On 1 August 2014, Northampton Museums had their accreditation removed by the Arts Council England, who ruled that the sale broke the required standards for museums managing their collections, rendering the museums ineligible for funding from a range of arts grants and funding bodies. The museums are excluded from future participation until at least August 2019. Scott Furlong of the Arts Council commented: "It is always hugely regrettable when we have to exclude a museum from the Accreditation Scheme. However, it is equally important that we are robust in upholding the standards and principles which underpin the scheme and are shared by the vast majority of museums." The leader of Northampton borough council, David Mackintosh said the Arts Council decision was "disappointing" and "puzzling", and stated "We are possibly one of the only local authorities in the country with plans for a multimillion pound investment in their museum service."

The Save Sekhemka Action Group commented "This is indeed a black and shameful day for Northampton's Culture and Heritage" and that "it will mean the certain decline of both the Central and Abington Museum since the loss of this statue stops the Museum Service being eligible for outside grants from the Lottery, Arts Council England and other art/cultural grant giving bodies." They said that the monetary loss through loss of accreditation is likely to be in excess of the £8m gross the council received from the sale of the statue.

In November 2014, the Borough Council's bid for a Heritage Lottery Fund grant of £240,400 was rejected because the applicant no longer had Arts Council accreditation. The funding was being sought for an exhibition of designer shoes dating from the 19th century to the present. The council said it was "disappointed". The Museums Association decided to ban the council from membership for five years.

=== Friends organisation disbands ===
In September 2014, the Friends of Northampton Museums and Art Gallery decided to disband after 55 years' financial and practical service to the town. The sale of the statue was partly to blame for this; the group was against the sale, though some felt it did not fall within the group's functions.

=== Export licence refused ===
On 30 March 2015, British culture minister Ed Vaizey placed a four-month temporary export ban on the statue, which had been sold to an unidentified overseas buyer, rumoured to be American. The Arts Council said there was a chance the statue could be sold to a UK buyer if "a serious intention to raise funds to purchase the statue is made at the recommended price of £15,732,600 plus VAT."

On 2 October 2015, Vaizey extended the export ban until 29 March 2016, after hearing of a serious bid to raise funds to save the statue for the UK. However, no-one made a counter-offer during this extension and in April 2016 the ban was lifted. The current whereabouts of the statue is unknown.
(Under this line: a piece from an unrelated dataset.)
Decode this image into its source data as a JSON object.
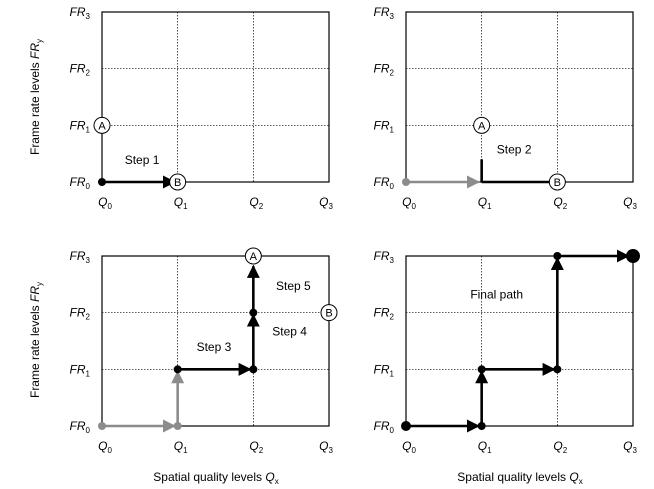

=== Group claims sale may have been illegal ===
On 21 April 2015 the Save Sekhemka Action Group said that they think that a condition of the original Deed of Gift was that the statue should never be sold, making the auction illegal. The group said that they had no intention of trying to buy the statue back but suggest that it is put on display at a major museum. It is also challenging the £6m donation from the sale proceeds to the Marquess of Northampton's family. It will also examine borough council records to determine "the legal and financial arrangements reached with the Marquis of Northampton".

The BBC reported in October 2016 that the statue now is thought to have been exported to the United States. BBC news revealed how the council, which made £8m from the sale, had been warned by lawyers not to sell it for "financial motives".
The council said it sold the figurine to help fund a £14m extension to its museum and art gallery.